2. All investigations involving abuses committed by military and police personnel in which the deadline to present formal charges against suspects has expired must be immediately closed.
Under article 6.2 of the presidential Decree 1097, the judge in charge of a case that implicates military or police personnel must order the "partial acquittal" of suspects who have been under investigation longer than the legal time limit. The investigation against these individuals could never be reopened for the same crimes, although courts could continue to prosecute others for those crimes. Under Peru's statute and case law, investigations may only last up to 18 or 36 months, depending on the complexity of the crime.
On September 6, the accused in three emblematic cases asked the judiciary to acquit them, contending that the investigations had taken too long. The lawyer representing victims of human rights violations told Human Rights Watch that a general and several members of the Colina Group, a special "death squad" of military and intelligence officers, had asked the judge to close the investigation into the 1991 massacre of 15 people in the Barrios Altos neighborhood of Lima, the 1992 enforced disappearance of the journalist Pedro Yauri, and the 1992 enforced disappearance of nine peasants in the Santa Valley. The judge has not ruled on the request.
Peru's international legal obligations to investigate and fairly prosecute grave violations of human rights should not violate the fair trial rights of defendants, Human Rights Watch said. However, society's interest in prosecuting grave and often complicated and politically charged human rights violations can be handled in a manner that ensures that the duties both to prosecute and to uphold the rights of defendants are respected.
The Inter-American Court of Human Rights held in its Barrios Altos ruling against Peru that "all amnesty provisions, provisions on prescription and the establishment of measures designed to eliminate responsibility are inadmissible, because they are intended to prevent the investigation and punishment of those responsible for serious human rights violations such as torture, extrajudicial, summary or arbitrary execution and forced disappearance, all of them prohibited because they violate non-derogable rights recognized by international human rights law."
3. Military jurisdiction is applicable in all cases in which military personnel commit criminal offenses.
Article 27 of Decree 1095, which regulates the use of force by the armed forces, states that "illicit conduct allegedly committed by military personnel when applying this decree or during the course of their duties" is subject to military jurisdiction. By establishing that any "illicit conduct" carried out by military personnel is subject to the jurisdiction of military courts, this decree could be used to prevent civilian courts from trying cases of human rights violations committed by military personnel against civilians.

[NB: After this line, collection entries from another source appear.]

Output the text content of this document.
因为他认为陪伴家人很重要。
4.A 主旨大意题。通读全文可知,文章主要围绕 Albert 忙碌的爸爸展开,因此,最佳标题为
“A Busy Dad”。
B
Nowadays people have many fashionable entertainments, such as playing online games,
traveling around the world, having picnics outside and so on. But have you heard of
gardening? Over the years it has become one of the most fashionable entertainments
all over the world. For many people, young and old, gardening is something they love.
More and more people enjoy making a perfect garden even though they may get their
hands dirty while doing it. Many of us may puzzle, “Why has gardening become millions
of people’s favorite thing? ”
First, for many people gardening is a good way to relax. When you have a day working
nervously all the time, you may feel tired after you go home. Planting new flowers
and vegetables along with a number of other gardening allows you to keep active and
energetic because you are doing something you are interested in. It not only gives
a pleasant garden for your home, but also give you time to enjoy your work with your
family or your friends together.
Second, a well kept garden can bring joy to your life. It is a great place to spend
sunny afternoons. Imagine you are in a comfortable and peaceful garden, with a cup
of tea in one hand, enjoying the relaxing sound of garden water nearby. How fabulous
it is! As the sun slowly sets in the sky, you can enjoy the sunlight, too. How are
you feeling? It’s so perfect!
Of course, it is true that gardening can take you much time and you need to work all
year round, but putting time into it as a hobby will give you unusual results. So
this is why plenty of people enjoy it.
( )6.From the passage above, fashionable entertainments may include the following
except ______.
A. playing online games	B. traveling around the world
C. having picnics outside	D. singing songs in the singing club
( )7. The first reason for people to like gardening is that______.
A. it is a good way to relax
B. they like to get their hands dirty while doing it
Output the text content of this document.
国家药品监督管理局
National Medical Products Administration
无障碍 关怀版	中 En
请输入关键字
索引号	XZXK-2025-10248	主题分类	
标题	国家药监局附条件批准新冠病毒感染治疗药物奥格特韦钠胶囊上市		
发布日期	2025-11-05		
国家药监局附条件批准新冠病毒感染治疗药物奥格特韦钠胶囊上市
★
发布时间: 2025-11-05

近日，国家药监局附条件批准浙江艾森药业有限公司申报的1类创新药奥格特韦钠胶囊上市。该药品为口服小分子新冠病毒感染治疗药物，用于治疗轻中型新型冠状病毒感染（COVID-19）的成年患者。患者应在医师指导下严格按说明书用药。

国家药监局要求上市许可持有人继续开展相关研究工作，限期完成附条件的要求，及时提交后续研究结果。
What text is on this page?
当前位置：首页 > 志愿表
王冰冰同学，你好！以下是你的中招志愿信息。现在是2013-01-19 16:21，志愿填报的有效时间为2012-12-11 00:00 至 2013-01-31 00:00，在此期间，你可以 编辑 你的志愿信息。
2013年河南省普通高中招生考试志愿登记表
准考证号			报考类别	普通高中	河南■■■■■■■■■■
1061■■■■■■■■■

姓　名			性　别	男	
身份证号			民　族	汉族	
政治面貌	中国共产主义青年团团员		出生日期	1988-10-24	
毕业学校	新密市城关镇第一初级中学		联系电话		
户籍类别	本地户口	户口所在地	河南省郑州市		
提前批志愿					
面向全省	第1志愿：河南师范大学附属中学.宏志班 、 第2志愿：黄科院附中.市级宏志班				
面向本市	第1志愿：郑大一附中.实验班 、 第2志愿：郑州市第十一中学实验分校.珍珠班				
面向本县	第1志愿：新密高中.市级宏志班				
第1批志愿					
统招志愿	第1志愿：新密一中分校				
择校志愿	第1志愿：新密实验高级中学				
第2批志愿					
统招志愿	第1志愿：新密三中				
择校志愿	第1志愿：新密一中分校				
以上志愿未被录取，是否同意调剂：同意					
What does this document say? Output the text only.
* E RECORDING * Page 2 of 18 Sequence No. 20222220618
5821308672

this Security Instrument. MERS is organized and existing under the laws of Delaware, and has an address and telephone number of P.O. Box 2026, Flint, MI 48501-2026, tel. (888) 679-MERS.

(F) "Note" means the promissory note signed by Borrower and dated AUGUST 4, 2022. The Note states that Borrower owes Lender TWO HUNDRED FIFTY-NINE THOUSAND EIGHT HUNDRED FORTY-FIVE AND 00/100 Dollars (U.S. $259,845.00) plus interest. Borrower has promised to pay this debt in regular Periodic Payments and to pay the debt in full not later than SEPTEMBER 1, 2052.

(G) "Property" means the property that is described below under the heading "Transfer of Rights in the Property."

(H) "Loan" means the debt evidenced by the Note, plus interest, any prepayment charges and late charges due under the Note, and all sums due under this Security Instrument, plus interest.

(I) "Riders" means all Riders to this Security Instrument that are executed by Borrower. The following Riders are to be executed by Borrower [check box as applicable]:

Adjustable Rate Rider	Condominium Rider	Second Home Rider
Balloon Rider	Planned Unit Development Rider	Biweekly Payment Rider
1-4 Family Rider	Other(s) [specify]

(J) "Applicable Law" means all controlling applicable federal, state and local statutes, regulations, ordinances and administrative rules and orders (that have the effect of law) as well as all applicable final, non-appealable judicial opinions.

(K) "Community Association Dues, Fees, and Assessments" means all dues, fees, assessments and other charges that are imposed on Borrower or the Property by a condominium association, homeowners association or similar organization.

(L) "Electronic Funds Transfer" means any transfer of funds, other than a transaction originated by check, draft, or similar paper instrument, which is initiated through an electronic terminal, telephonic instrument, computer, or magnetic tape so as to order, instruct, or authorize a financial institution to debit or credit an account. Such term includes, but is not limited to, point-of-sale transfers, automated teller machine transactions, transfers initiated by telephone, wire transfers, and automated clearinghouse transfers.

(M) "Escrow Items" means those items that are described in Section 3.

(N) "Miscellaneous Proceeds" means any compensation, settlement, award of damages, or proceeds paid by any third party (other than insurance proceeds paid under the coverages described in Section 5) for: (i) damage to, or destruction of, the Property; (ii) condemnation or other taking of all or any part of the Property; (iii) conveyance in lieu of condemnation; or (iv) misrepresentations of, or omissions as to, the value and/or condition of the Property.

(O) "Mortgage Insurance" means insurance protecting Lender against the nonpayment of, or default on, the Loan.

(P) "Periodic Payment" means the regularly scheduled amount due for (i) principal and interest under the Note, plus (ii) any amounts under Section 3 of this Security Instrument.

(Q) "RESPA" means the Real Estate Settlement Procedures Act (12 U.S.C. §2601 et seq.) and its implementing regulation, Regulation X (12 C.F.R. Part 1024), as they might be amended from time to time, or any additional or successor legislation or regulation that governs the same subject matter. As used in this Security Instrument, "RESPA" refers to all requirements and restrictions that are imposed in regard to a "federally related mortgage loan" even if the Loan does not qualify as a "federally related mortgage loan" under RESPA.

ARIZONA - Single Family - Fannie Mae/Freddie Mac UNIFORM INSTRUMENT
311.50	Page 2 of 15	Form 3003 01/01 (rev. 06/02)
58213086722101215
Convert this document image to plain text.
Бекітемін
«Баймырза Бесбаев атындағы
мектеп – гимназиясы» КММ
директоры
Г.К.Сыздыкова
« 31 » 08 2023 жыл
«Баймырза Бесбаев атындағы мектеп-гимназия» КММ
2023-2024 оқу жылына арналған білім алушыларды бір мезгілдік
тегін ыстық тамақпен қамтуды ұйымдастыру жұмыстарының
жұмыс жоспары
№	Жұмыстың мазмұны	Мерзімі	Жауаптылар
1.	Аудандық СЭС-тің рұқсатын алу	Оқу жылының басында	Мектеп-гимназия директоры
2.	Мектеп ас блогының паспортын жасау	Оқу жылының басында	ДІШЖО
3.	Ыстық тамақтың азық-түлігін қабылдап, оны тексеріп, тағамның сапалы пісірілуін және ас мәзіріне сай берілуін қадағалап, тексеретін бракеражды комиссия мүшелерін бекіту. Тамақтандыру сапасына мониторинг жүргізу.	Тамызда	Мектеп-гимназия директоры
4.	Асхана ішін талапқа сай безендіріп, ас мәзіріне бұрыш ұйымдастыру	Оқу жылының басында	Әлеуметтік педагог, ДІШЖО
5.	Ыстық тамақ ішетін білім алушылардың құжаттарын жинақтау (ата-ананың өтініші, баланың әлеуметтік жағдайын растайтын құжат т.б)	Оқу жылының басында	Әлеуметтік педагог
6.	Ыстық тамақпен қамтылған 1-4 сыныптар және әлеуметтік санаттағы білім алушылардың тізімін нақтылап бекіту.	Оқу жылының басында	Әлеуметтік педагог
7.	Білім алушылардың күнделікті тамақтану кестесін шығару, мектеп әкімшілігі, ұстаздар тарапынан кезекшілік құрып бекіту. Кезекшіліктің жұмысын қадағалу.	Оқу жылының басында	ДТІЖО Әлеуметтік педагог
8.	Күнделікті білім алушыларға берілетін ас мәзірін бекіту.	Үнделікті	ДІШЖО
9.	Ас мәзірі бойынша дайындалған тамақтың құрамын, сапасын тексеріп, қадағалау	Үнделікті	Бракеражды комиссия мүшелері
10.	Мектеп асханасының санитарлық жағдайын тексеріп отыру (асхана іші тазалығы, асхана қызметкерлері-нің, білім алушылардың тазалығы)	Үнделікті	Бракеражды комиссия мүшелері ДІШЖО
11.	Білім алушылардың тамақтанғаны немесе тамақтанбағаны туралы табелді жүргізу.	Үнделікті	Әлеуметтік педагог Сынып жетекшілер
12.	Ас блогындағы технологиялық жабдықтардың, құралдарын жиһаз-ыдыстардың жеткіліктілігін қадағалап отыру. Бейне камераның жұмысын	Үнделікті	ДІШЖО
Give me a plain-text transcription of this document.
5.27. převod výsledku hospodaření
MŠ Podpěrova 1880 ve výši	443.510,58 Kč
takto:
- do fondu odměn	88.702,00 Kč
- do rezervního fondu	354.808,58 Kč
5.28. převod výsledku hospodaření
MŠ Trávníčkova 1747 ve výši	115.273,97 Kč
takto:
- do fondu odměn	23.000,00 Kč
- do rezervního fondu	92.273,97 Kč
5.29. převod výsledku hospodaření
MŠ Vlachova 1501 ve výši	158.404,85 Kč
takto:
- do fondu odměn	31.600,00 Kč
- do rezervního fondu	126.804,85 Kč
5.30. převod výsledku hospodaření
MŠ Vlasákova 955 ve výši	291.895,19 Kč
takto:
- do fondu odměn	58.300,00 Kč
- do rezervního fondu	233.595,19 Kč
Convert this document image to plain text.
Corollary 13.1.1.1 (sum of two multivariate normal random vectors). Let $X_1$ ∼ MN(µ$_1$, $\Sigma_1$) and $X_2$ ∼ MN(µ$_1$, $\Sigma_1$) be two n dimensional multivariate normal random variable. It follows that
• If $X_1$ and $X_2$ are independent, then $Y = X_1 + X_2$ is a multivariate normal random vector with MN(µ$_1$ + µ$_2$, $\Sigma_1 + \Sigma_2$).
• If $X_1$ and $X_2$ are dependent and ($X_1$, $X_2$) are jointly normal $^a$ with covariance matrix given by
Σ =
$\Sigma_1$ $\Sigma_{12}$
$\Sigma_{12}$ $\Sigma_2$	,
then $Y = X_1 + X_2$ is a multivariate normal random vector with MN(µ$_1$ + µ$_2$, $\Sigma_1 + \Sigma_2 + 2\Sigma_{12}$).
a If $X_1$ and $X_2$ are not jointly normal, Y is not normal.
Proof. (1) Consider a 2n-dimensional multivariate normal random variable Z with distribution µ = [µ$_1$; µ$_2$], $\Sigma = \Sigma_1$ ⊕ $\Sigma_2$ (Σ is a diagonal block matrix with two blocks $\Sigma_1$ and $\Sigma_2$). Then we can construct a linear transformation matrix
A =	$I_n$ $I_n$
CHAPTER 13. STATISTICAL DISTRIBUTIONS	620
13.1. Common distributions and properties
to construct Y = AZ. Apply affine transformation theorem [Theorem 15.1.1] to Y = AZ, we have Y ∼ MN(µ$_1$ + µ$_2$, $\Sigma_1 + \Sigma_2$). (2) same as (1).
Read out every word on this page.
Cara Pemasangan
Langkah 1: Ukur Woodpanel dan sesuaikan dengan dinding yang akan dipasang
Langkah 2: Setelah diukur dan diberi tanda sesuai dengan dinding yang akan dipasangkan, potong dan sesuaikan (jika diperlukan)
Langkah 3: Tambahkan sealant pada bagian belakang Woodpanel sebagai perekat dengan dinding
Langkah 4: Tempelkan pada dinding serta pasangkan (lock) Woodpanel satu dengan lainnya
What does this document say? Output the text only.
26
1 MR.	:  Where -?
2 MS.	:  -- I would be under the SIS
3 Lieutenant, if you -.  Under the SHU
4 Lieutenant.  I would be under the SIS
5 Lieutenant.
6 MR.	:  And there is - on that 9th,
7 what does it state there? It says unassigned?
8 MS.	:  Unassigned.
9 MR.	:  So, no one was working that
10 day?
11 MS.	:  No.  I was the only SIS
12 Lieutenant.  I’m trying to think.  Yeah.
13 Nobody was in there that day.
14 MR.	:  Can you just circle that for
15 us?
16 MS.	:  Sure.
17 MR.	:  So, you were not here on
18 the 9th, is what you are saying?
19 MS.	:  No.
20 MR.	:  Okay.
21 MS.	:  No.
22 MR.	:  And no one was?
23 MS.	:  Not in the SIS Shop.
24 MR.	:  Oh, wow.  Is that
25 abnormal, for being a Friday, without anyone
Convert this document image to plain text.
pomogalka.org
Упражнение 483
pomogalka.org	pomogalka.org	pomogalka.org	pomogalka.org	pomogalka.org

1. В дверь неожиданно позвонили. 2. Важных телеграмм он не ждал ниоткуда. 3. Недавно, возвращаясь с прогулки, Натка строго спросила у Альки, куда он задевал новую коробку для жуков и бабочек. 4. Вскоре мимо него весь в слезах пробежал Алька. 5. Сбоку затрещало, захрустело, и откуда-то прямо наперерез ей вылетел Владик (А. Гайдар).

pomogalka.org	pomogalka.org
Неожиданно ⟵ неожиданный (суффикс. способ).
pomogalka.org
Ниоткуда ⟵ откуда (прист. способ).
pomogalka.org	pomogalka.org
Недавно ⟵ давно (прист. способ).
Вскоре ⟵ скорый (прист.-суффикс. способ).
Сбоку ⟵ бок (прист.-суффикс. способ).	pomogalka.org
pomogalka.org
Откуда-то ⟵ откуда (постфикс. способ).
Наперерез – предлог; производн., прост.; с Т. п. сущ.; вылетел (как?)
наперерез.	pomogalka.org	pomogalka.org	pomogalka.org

International human rights bodies have consistently rejected the use of military prosecutors and courts in cases involving abuses against civilians, stating that the jurisdiction of military courts should be limited to offenses that are strictly military in nature. The United Nations Human Rights Committee, which monitors implementation of the states' obligations under the International Covenant on Civil and Political Rights, has repeatedly called on states parties to subject military personnel who are alleged to have committed human rights violations to civilian jurisdiction.
The Inter-American Court of Human Rights has stated that military jurisdiction should have a "restrictive and exceptional scope." A "restrictive" jurisdictional scope would require trying military personnel by military tribunals only when they are charged with crimes or offenses that "by [their] own nature attempt against legally protected interests of military order."